The challenge faced by investment banks in relation to BCE agreements was underscored by SmartStream research, carried out with a group of 20 investment bank clients. A common theme amongst those interviewed was the complex methods brokers and exchanges utilised for calculating fees. The complicated way in which transaction fees were structured left banks without a clear idea of what they were actually being charged for, or even unsure as to whether they were being overcharged.
Leading investment banks have been partially successful at implementing process consolidation and creating efficiencies in relation to BCE expense management. This has been achieved through strategic outsourcing partnerships, supported by some level of automation in specific business areas. Investment banks, however, have not been able to build complete enterprise solutions due to the additional investment required to develop a full suite of capabilities. Another obstacle, which has prevented investment banks from realising BCE expense efficiencies is the lack of internal subject matter expertise.
Regulators have begun to scrutinise and penalise investment banks for their manual processes and lack of controls in relation to BCE expenses. Most recently, a large wealth management division of a major investment bank was fined $2.8m by FINRA. Regulators commented; “The bank lacked an adequate supervisory system to ensure that customers were billed in accordance with their contracts and disclosure documents.”
SmartStream provides well-controlled BCE services underpinned by automation. Our solution enables investment banks to manage BCE expenses strategically through data-driven decision making. TLM Fees and Expense Management is an end-to-end, automated platform that supports BCE expense management throughout its lifecycle – expense calculation and allocation, as well as accrual posting, invoice control and vendor payments.

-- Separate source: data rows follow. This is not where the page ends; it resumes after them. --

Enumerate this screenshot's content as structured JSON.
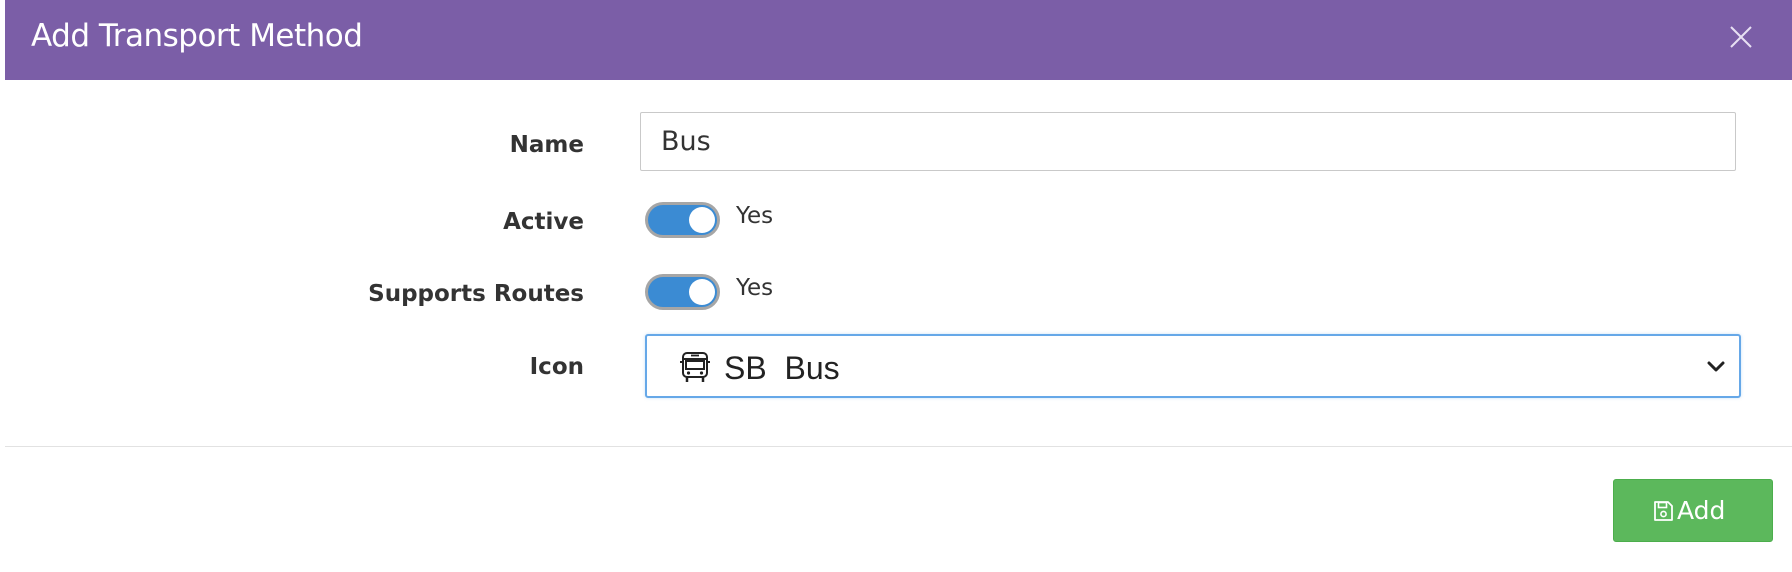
{
  "modal": {
    "title": "Add Transport Method",
    "close_icon": "close-icon"
  },
  "form": {
    "name": {
      "label": "Name",
      "value": "Bus"
    },
    "active": {
      "label": "Active",
      "state_text": "Yes",
      "checked": true
    },
    "supports_routes": {
      "label": "Supports Routes",
      "state_text": "Yes",
      "checked": true
    },
    "icon": {
      "label": "Icon",
      "selected_icon": "bus-icon",
      "selected_value": "SB  Bus"
    }
  },
  "footer": {
    "add_label": "Add",
    "add_icon": "save-icon"
  },
  "colors": {
    "header_bg": "#7b5ea7",
    "toggle_on": "#3b8bd3",
    "add_button": "#5cb85c",
    "select_focus_border": "#66a8e8"
  }
}
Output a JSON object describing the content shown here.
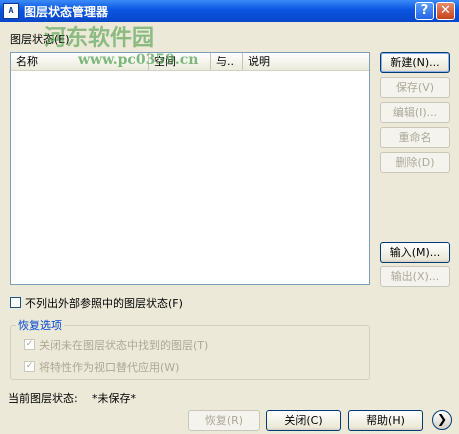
{
  "window": {
    "title": "图层状态管理器",
    "icon_text": "A",
    "help_glyph": "?",
    "close_glyph": "✕"
  },
  "states_label": "图层状态(E)",
  "list": {
    "columns": [
      "名称",
      "空间",
      "与..",
      "说明"
    ]
  },
  "buttons": {
    "new": "新建(N)...",
    "save": "保存(V)",
    "edit": "编辑(I)...",
    "rename": "重命名",
    "delete": "删除(D)",
    "import": "输入(M)...",
    "export": "输出(X)..."
  },
  "exclude_xref": {
    "label": "不列出外部参照中的图层状态(F)",
    "checked": false
  },
  "restore_options": {
    "title": "恢复选项",
    "turn_off_layers": "关闭未在图层状态中找到的图层(T)",
    "apply_as_overrides": "将特性作为视口替代应用(W)",
    "check_glyph": "✓"
  },
  "current_state": {
    "label": "当前图层状态:",
    "value": "*未保存*"
  },
  "bottom_buttons": {
    "restore": "恢复(R)",
    "close": "关闭(C)",
    "help": "帮助(H)",
    "more_glyph": "❯"
  },
  "watermark": {
    "brand": "河东软件园",
    "url": "www.pc0359.cn"
  }
}
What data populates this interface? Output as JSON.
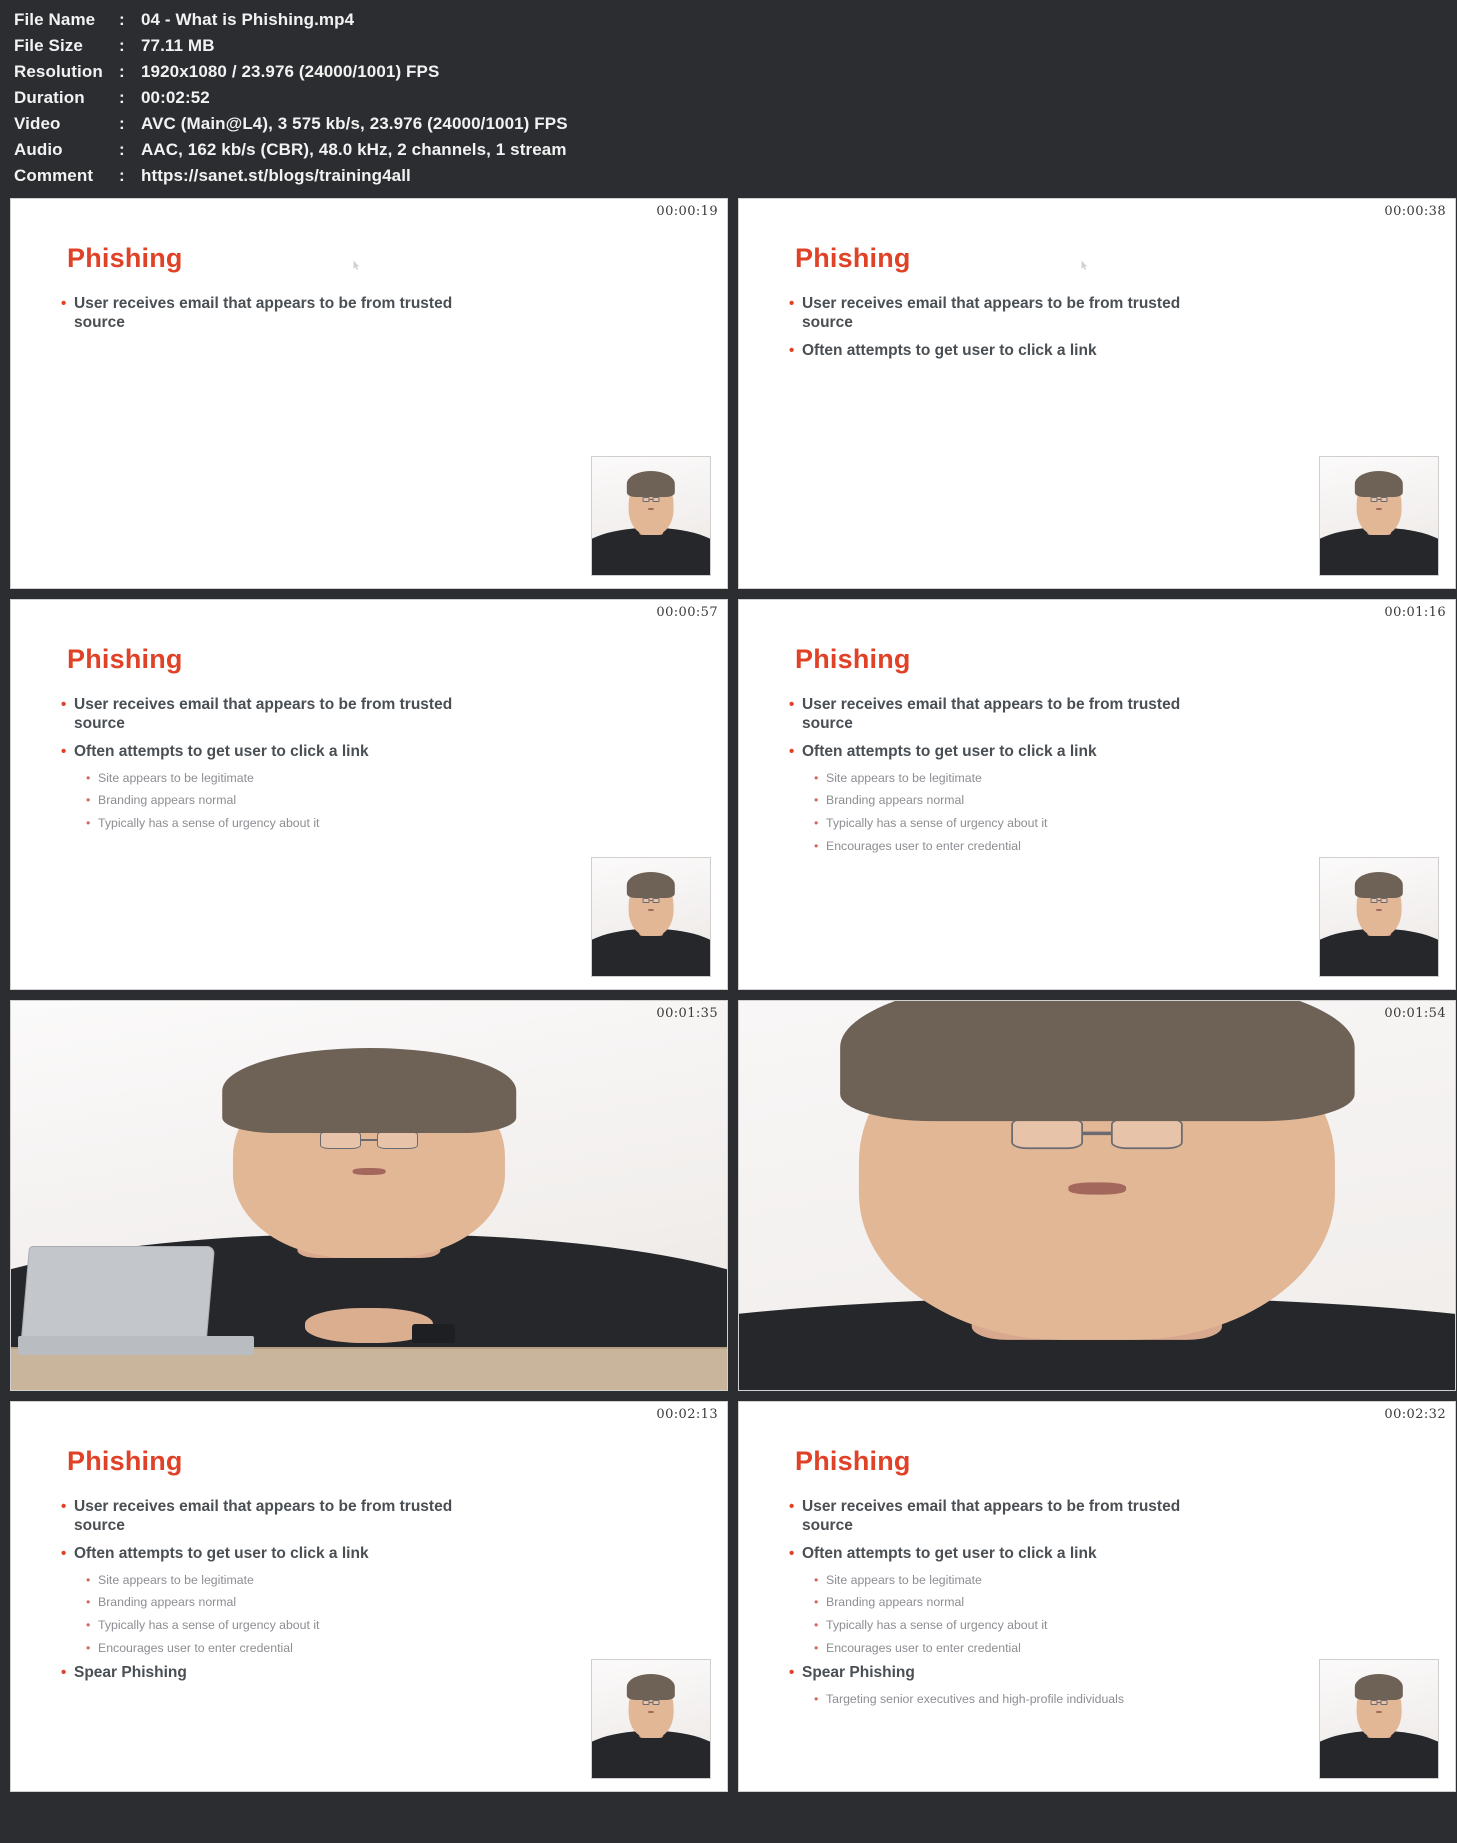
{
  "media_info": {
    "rows": [
      {
        "label": "File Name",
        "value": "04 - What is Phishing.mp4"
      },
      {
        "label": "File Size",
        "value": "77.11 MB"
      },
      {
        "label": "Resolution",
        "value": "1920x1080 / 23.976 (24000/1001) FPS"
      },
      {
        "label": "Duration",
        "value": "00:02:52"
      },
      {
        "label": "Video",
        "value": "AVC (Main@L4), 3 575 kb/s, 23.976 (24000/1001) FPS"
      },
      {
        "label": "Audio",
        "value": "AAC, 162 kb/s (CBR), 48.0 kHz, 2 channels, 1 stream"
      },
      {
        "label": "Comment",
        "value": "https://sanet.st/blogs/training4all"
      }
    ],
    "separator": ":"
  },
  "theme": {
    "header_background": "#2b2d30",
    "slide_title_color": "#e04228",
    "bullet_text_color": "#4a4f54",
    "subbullet_text_color": "#8d8d93",
    "timestamp_color": "#3a3a3a"
  },
  "thumbnails": [
    {
      "index": 1,
      "timestamp": "00:00:19",
      "kind": "slide",
      "title": "Phishing",
      "bullets": [
        {
          "level": 1,
          "text": "User receives email that appears to be from trusted source"
        }
      ],
      "has_pip": true,
      "has_cursor_artifact": true
    },
    {
      "index": 2,
      "timestamp": "00:00:38",
      "kind": "slide",
      "title": "Phishing",
      "bullets": [
        {
          "level": 1,
          "text": "User receives email that appears to be from trusted source"
        },
        {
          "level": 1,
          "text": "Often attempts to get user to click a link"
        }
      ],
      "has_pip": true,
      "has_cursor_artifact": true
    },
    {
      "index": 3,
      "timestamp": "00:00:57",
      "kind": "slide",
      "title": "Phishing",
      "bullets": [
        {
          "level": 1,
          "text": "User receives email that appears to be from trusted source"
        },
        {
          "level": 1,
          "text": "Often attempts to get user to click a link"
        },
        {
          "level": 2,
          "text": "Site appears to be legitimate"
        },
        {
          "level": 2,
          "text": "Branding appears normal"
        },
        {
          "level": 2,
          "text": "Typically has a sense of urgency about it"
        }
      ],
      "has_pip": true,
      "has_cursor_artifact": false
    },
    {
      "index": 4,
      "timestamp": "00:01:16",
      "kind": "slide",
      "title": "Phishing",
      "bullets": [
        {
          "level": 1,
          "text": "User receives email that appears to be from trusted source"
        },
        {
          "level": 1,
          "text": "Often attempts to get user to click a link"
        },
        {
          "level": 2,
          "text": "Site appears to be legitimate"
        },
        {
          "level": 2,
          "text": "Branding appears normal"
        },
        {
          "level": 2,
          "text": "Typically has a sense of urgency about it"
        },
        {
          "level": 2,
          "text": "Encourages user to enter credential"
        }
      ],
      "has_pip": true,
      "has_cursor_artifact": false
    },
    {
      "index": 5,
      "timestamp": "00:01:35",
      "kind": "video-frame",
      "scene": "presenter-at-desk-with-laptop",
      "has_pip": false
    },
    {
      "index": 6,
      "timestamp": "00:01:54",
      "kind": "video-frame",
      "scene": "presenter-closeup",
      "has_pip": false
    },
    {
      "index": 7,
      "timestamp": "00:02:13",
      "kind": "slide",
      "title": "Phishing",
      "bullets": [
        {
          "level": 1,
          "text": "User receives email that appears to be from trusted source"
        },
        {
          "level": 1,
          "text": "Often attempts to get user to click a link"
        },
        {
          "level": 2,
          "text": "Site appears to be legitimate"
        },
        {
          "level": 2,
          "text": "Branding appears normal"
        },
        {
          "level": 2,
          "text": "Typically has a sense of urgency about it"
        },
        {
          "level": 2,
          "text": "Encourages user to enter credential"
        },
        {
          "level": 1,
          "text": "Spear Phishing"
        }
      ],
      "has_pip": true,
      "has_cursor_artifact": false
    },
    {
      "index": 8,
      "timestamp": "00:02:32",
      "kind": "slide",
      "title": "Phishing",
      "bullets": [
        {
          "level": 1,
          "text": "User receives email that appears to be from trusted source"
        },
        {
          "level": 1,
          "text": "Often attempts to get user to click a link"
        },
        {
          "level": 2,
          "text": "Site appears to be legitimate"
        },
        {
          "level": 2,
          "text": "Branding appears normal"
        },
        {
          "level": 2,
          "text": "Typically has a sense of urgency about it"
        },
        {
          "level": 2,
          "text": "Encourages user to enter credential"
        },
        {
          "level": 1,
          "text": "Spear Phishing"
        },
        {
          "level": 2,
          "text": "Targeting senior executives and high-profile individuals"
        }
      ],
      "has_pip": true,
      "has_cursor_artifact": false
    }
  ]
}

TLM Fees and Expense Management provides a global repository of BCE expense and rate data that can be accessed by different business areas and existing financial systems. SmartStream’s technology enables BCE expenses to be allocated using complex and configurable models. Costs can be apportioned accurately to the relevant businesses, thus enabling a true assessment of business performance net of expenses. In addition, our solution enables investment banks to independently verify BCE expenses and to automate payment of third-party invoices. TLM Fees and Expense Management is deployed as a hosted on-premise service, or it can be delivered as a managed service.
TLM customers have experienced a variety of benefits. Importantly, they have been able to reduce their overall BCE expenses and ensure that all businesses are executing cost-effectively. Many customers have realised savings by identifying and recovering overbilling by service providers. In addition, the solution has enabled – and continues to support – cost-plus businesses. The solution is currently being utilised as an input to systematically measure client profitability and is also used to allocate rebates to specific businesses, on the basis of how cost-efficiently they execute. TLM’s data is harnessed by a number of firms to optimise their algorithmic trading strategies for cost-effectiveness. Finally, TLM Fees and Expense Management customers have been able to put in place improved controls in relation to accounting processes, providing transparency into BCE expense and allowing for balance sheet substation.